The current Construction Science (CS) 101 course, Introduction to Building Design, taken by all incoming students in the CS program, teaches students construction design principles using screws and screwdrivers. Students commonly complain about the difficulty of using screwdrivers, which are slow and tedious to use, particularly since much industry work is done with hammers. Many students struggle to pass exams focused on design principles, primarily because the course is taught using such difficult tools.
This course curriculum is doing our students a disservice! They should come out of CS101 with real experience in real tools really used in real industry, like hammers.

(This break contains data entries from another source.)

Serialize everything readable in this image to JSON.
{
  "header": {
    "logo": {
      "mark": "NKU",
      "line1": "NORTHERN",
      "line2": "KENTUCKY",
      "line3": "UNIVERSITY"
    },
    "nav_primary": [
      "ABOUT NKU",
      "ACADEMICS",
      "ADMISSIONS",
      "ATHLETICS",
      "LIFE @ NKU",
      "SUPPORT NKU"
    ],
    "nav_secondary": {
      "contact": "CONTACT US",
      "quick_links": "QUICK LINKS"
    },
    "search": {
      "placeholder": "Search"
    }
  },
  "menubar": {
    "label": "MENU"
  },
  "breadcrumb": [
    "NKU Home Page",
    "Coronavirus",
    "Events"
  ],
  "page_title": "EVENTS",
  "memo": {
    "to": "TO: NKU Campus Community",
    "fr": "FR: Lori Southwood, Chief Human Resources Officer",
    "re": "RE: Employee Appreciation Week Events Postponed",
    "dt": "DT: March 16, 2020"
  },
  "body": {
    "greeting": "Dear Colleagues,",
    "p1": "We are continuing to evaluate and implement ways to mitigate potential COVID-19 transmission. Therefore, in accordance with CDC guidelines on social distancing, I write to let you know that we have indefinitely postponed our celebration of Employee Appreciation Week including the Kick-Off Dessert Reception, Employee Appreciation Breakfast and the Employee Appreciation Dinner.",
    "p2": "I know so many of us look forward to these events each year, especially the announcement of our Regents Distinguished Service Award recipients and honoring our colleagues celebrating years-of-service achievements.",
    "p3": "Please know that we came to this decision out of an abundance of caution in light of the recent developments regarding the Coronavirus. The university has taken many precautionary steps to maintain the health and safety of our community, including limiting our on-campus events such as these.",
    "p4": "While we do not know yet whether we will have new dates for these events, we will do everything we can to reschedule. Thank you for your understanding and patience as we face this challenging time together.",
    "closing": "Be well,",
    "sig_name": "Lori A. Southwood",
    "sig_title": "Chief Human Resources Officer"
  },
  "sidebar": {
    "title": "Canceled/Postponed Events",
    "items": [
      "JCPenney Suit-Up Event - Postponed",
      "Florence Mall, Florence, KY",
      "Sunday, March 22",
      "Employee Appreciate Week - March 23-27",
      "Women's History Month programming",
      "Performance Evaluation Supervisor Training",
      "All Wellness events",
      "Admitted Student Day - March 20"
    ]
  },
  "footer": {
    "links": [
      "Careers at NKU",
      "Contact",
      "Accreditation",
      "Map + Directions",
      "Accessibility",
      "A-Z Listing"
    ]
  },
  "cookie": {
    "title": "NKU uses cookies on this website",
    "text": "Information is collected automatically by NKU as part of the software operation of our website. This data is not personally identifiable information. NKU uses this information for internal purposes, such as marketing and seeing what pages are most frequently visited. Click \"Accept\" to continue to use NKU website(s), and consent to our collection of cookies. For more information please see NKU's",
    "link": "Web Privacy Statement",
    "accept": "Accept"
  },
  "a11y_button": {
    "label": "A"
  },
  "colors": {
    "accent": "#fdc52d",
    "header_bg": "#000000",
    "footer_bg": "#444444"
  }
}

I propose we redevelop CS101, and rename the course Introduction to Hammering, to signal our commitment to teaching real industry skills. Instead of teaching with screws and screwdrivers, we should teach the students to use hammers. Assignments should include how to hold a hammer, how to hit a hammer with a nail, etc. Students struggling to pass exams using slow and tedious and difficult tools, like screwdrivers, will be more motivated by practical tools like hammers. But most importantly, coming out of the course, students will have a strong understanding of hammering, and be able to immediately apply this skill in future courses and in industry.
Some argue that teaching hammering is a bad idea, since students will have a tendency to hit their thumbs, and they learn the design principles equally well using screwdrivers. But we can easily teach students not to hit their thumbs. That can be assignment number 1: how to hammer and not hit your thumb (Don’t Hit Your Thumb with the Hammer).
The screwdriver elitists freely admit that screwdrivers are rarely used in industry, but point out that electric screwdrivers are use very often, and the design principles transfer well, and this helps teach good construction design principles and decent tools without subjecting students to painful hammered thumbs. These uses of electric screwdrivers, however, are niche. Hammers are used in practically every industry, including those that use electric screwdrivers.
For all these reasons, therefore, we should redesign our introduction course to teach Introduction to Hammering.